Abstract

This article presents a dual-polarized metal-flare sliced notch antenna (SNA) array comprising metallic Vivaldi flares “sliced” by air gaps. Aside from the slice gaps in the flares (supported with foam sheets in the array build), the SNA is an exact duplicate of a conventional all-metal Vivaldi array, against which the SNA is presented directly in a one-to-one comparison to isolate the effect of slicing on dual-polarized radiator performance. The SNA has very similar capabilities as the Vivaldi in all metrics (match, gain, port isolation, and bandwidth), except that the SNA demonstrates lower cross-polarization (cross-pol) across all scan angles and frequencies. Both arrays are optimally sampled and have excellent matching from 2.6 to 21.2 GHz with zero scan blindness out to wide angles.
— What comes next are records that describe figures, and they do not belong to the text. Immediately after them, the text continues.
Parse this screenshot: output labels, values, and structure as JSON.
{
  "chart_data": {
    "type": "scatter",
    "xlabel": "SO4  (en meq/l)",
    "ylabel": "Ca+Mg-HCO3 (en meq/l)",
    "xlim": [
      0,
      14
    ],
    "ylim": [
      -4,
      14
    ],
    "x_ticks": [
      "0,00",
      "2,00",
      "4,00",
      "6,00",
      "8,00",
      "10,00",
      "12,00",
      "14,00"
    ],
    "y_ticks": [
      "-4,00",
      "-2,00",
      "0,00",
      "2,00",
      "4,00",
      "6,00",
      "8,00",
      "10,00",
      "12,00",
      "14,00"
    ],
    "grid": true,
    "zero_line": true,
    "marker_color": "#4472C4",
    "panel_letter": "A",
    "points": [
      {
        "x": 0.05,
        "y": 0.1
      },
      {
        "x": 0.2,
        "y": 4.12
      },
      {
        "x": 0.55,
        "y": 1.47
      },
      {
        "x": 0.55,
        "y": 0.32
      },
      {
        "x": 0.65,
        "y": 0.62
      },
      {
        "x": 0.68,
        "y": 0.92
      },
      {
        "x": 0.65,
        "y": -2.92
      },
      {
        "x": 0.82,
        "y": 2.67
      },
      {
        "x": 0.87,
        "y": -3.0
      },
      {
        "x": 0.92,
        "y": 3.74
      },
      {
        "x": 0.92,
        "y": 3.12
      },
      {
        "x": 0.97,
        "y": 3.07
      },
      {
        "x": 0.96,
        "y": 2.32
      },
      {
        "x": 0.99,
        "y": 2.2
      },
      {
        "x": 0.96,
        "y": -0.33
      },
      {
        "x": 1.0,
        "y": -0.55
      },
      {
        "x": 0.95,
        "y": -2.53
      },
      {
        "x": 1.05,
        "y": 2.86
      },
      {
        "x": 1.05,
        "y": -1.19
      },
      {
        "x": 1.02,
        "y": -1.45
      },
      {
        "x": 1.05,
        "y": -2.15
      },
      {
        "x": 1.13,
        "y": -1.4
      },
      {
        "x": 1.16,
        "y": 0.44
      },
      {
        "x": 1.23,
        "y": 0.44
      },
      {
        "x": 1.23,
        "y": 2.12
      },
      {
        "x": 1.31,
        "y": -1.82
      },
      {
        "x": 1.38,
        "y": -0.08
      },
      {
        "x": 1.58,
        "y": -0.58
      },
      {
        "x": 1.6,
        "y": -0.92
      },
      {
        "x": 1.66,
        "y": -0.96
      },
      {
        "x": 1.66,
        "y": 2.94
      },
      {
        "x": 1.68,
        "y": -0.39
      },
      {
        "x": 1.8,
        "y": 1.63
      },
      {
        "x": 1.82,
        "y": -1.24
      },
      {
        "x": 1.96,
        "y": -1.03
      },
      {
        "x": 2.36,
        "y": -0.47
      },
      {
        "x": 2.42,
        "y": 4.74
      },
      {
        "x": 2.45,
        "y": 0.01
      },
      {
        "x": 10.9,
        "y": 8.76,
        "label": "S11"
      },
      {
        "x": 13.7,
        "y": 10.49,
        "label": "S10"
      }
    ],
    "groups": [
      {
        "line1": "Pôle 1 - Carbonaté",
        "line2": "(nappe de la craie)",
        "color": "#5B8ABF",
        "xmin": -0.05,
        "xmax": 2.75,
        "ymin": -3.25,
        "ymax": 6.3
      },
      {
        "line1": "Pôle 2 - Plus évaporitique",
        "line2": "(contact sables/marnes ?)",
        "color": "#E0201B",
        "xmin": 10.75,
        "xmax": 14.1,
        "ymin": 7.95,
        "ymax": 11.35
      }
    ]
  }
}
For this demonstration, uniform slices are introduced in the flares to satisfy a single design criterion of −10 dB cross-pol (relative to copolarized fields) for a 45° scan cone at all frequencies, culminating in a peak SNA cross-pol improvement of 35 dB (relative to the reference Vivaldi array). Infinite array predictions are followed up by measurements on a 256-port prototype aperture. This work demonstrates that the slicing technique can be applied to effectively mitigate high cross-pol in dual-polarized Vivaldi arrays without inhibiting other performance metrics.